If you have student loans, you might have heard about what’s called a student loan grace period. It allows you to go for a certain amount of time after graduation without making repayments on your loan.
It might sound like a free pass, but make sure you understand all the details of the student loan grace period before you take it. While it could help you out if you’re in a tough financial situation after finishing school, it might not be the best decision for you.
Here’s what you need to know about how student loan grace periods work.
What Is a Student Loan Grace Period?
With many student loans, you likely won’t have to begin repaying them the day you graduate. Lenders know it could take a while to find a job and get yourself established after you’ve completed your education.
Your student loan grace period refers to the time after you finish your studies but before you’re required to start making payments on your student loans.
When Does Your Loan Grace Period Start?
If you do have student loan grace period, it will kick in after your school changes your status to “graduated,” or if you leave school, or drop below half-time enrollment.
How do you know if you have a grace period on your loan? Most federal student loans do, except for Direct PLUS loans, which do not, and Perkins loans, which vary by school.
If you have private student loans, you’ll need to check with your lender to see if you have a grace period and what its specific rules are regarding it.
How Long Is a Student Loan Grace Period?
For most federal student loans, the grace period is six months. There are, however, some circumstances that could extend the grace period. For example, if you go back to school before the six-month grace period ends, then that six-month grace period will be given to you after you again graduate or leave your next period in school.
Also, if you’re on active military duty for more than 30 days before your grace period is set to end, then the six-month grace period will be granted to you when you return from duty.
Your grace period can also be changed by consolidating your loan. If you get a Direct Consolidated Loan, your original six-month grace period will end and you’ll have about two months from the time you receive the funds from the new loan until you need to begin making payments.
For private student loans, you’ll need to check with your loan servicer, as there are many variations to the grace period.
What Happens to Interest During your Grace Period?
Having a grace period usually doesn’t mean your student loan floats interest-free. If you have a federal unsubsidized loan, your interest will be capitalized after the grace period. When your interest is capitalized, that means unpaid interest is added to the principal balance of a loan, increasing the outstanding principal. So you’ll be paying interest on a new, higher amount. This could make the loan more expensive over its lifetime.
Most of the time, interest on your student loan begins accruing during the grace period.
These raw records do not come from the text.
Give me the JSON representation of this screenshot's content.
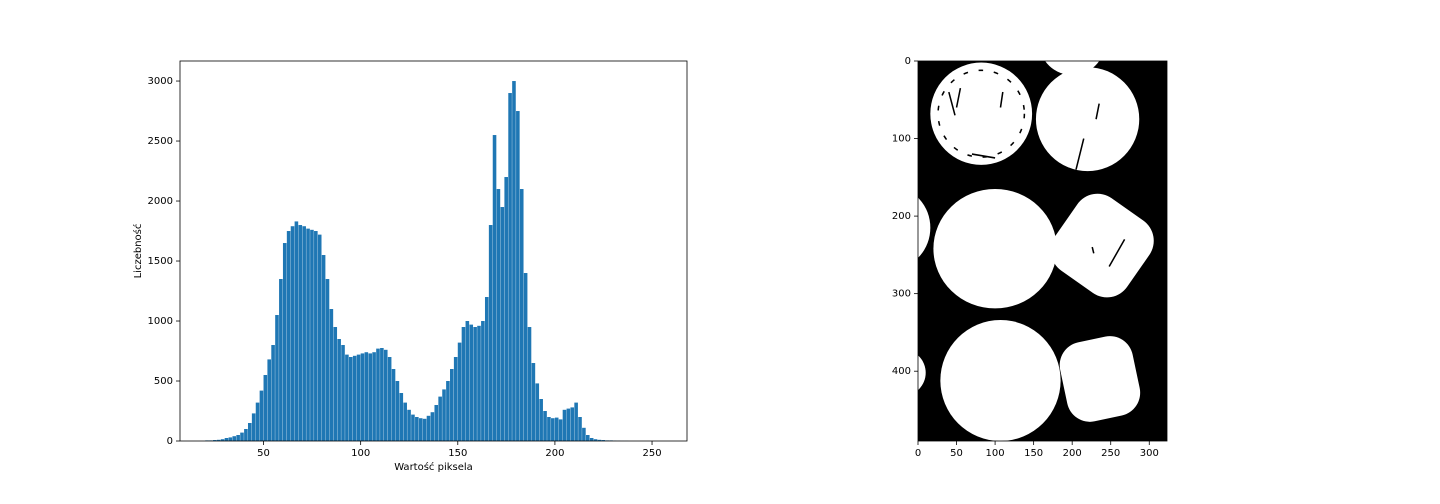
{
  "chart_data": [
    {
      "type": "histogram",
      "xlabel": "Wartość piksela",
      "ylabel": "Liczebność",
      "color": "#1f77b4",
      "bins": [
        20,
        22,
        24,
        26,
        28,
        30,
        32,
        34,
        36,
        38,
        40,
        42,
        44,
        46,
        48,
        50,
        52,
        54,
        56,
        58,
        60,
        62,
        64,
        66,
        68,
        70,
        72,
        74,
        76,
        78,
        80,
        82,
        84,
        86,
        88,
        90,
        92,
        94,
        96,
        98,
        100,
        102,
        104,
        106,
        108,
        110,
        112,
        114,
        116,
        118,
        120,
        122,
        124,
        126,
        128,
        130,
        132,
        134,
        136,
        138,
        140,
        142,
        144,
        146,
        148,
        150,
        152,
        154,
        156,
        158,
        160,
        162,
        164,
        166,
        168,
        170,
        172,
        174,
        176,
        178,
        180,
        182,
        184,
        186,
        188,
        190,
        192,
        194,
        196,
        198,
        200,
        202,
        204,
        206,
        208,
        210,
        212,
        214,
        216,
        218,
        220,
        222,
        224,
        226,
        228,
        230,
        232,
        234,
        236,
        238,
        240,
        242,
        244,
        246,
        248,
        250,
        252,
        254,
        256
      ],
      "values": [
        5,
        5,
        8,
        10,
        15,
        25,
        30,
        40,
        50,
        70,
        100,
        150,
        230,
        320,
        420,
        550,
        680,
        800,
        1050,
        1350,
        1650,
        1750,
        1790,
        1830,
        1800,
        1790,
        1770,
        1760,
        1750,
        1720,
        1550,
        1350,
        1100,
        950,
        850,
        800,
        720,
        700,
        710,
        720,
        730,
        740,
        730,
        740,
        770,
        775,
        760,
        700,
        600,
        500,
        400,
        320,
        260,
        220,
        200,
        190,
        185,
        210,
        240,
        300,
        370,
        430,
        500,
        600,
        700,
        820,
        950,
        1000,
        970,
        950,
        960,
        1000,
        1200,
        1800,
        2550,
        2100,
        1950,
        2200,
        2900,
        3000,
        2750,
        2100,
        1400,
        950,
        650,
        480,
        350,
        250,
        200,
        190,
        195,
        180,
        260,
        270,
        280,
        320,
        200,
        110,
        50,
        25,
        15,
        10,
        8,
        5,
        5,
        3,
        2,
        1,
        1,
        0,
        0,
        0,
        0,
        0,
        0,
        0,
        0,
        0
      ],
      "xlim": [
        7,
        268
      ],
      "ylim": [
        0,
        3167
      ],
      "xticks": [
        50,
        100,
        150,
        200,
        250
      ],
      "yticks": [
        0,
        500,
        1000,
        1500,
        2000,
        2500,
        3000
      ]
    },
    {
      "type": "image",
      "xlim": [
        0,
        323
      ],
      "ylim": [
        490,
        0
      ],
      "xticks": [
        0,
        50,
        100,
        150,
        200,
        250,
        300
      ],
      "yticks": [
        0,
        100,
        200,
        300,
        400
      ]
    }
  ]
}
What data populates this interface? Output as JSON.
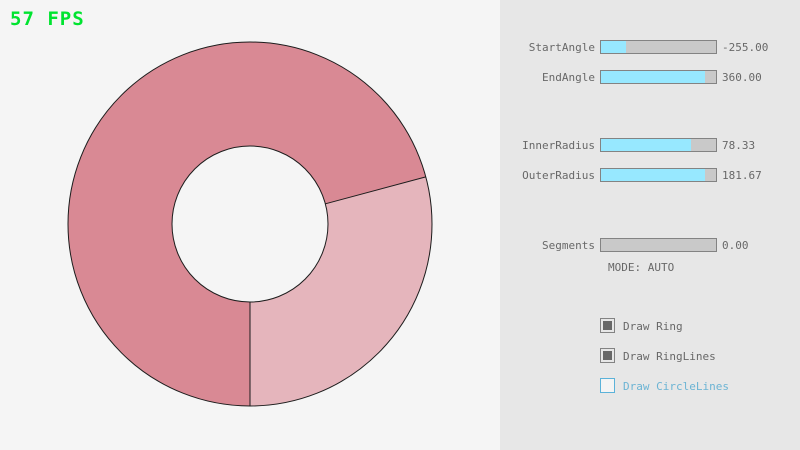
{
  "fps": {
    "text": "57 FPS",
    "color": "#00e430"
  },
  "ring": {
    "start_angle": -255.0,
    "end_angle": 360.0,
    "inner_radius": 78.33,
    "outer_radius": 181.67,
    "overlap_color": "#d98994",
    "single_color": "#e5b5bc",
    "line_color": "#1c1c1c"
  },
  "panel": {
    "background": "#e7e7e7",
    "accent_fill": "#97e8ff",
    "focus_blue": "#5bb2d9",
    "sliders": [
      {
        "label": "StartAngle",
        "value": "-255.00",
        "fill_pct": 21.7
      },
      {
        "label": "EndAngle",
        "value": "360.00",
        "fill_pct": 90.0
      },
      {
        "label": "InnerRadius",
        "value": "78.33",
        "fill_pct": 78.3
      },
      {
        "label": "OuterRadius",
        "value": "181.67",
        "fill_pct": 90.8
      },
      {
        "label": "Segments",
        "value": "0.00",
        "fill_pct": 0
      }
    ],
    "mode_text": "MODE: AUTO",
    "checkboxes": [
      {
        "label": "Draw Ring",
        "checked": true
      },
      {
        "label": "Draw RingLines",
        "checked": true
      },
      {
        "label": "Draw CircleLines",
        "checked": false
      }
    ]
  }
}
If you have a Direct Subsidized Loan, the government will pay your interest while you’re in school at least part-time, during the grace period, and during deferment. An exception to this is the Direct Subsidized Loans that were dispersed between July 1, 2012, and July 1, 2014.
Paying During Your Grace Period
Because the interest on your loan will likely be capitalized after the grace period, you might decide that you want to forgo the grace period and make payments as soon as you can.
If you don’t quite feel like you have the monthly budget to start chipping away at the principal of your loan, you can make interest-only payments that will reduce the amount of interest that will capitalize after your grace period is over.
Should You Take a Student Loan Grace Period?
There are many factors to weigh when it comes to deciding whether you’ll take the student loan grace period. Find out what size monthly payments you can commit to right after finishing school. If you already have a job lined up and can create a budget. See if it would be reasonable to start making payments on your loan to avoid capitalization.
And, if you’re still job searching, consider whether you can make interest-only payments during the grace period while you look for a steady income.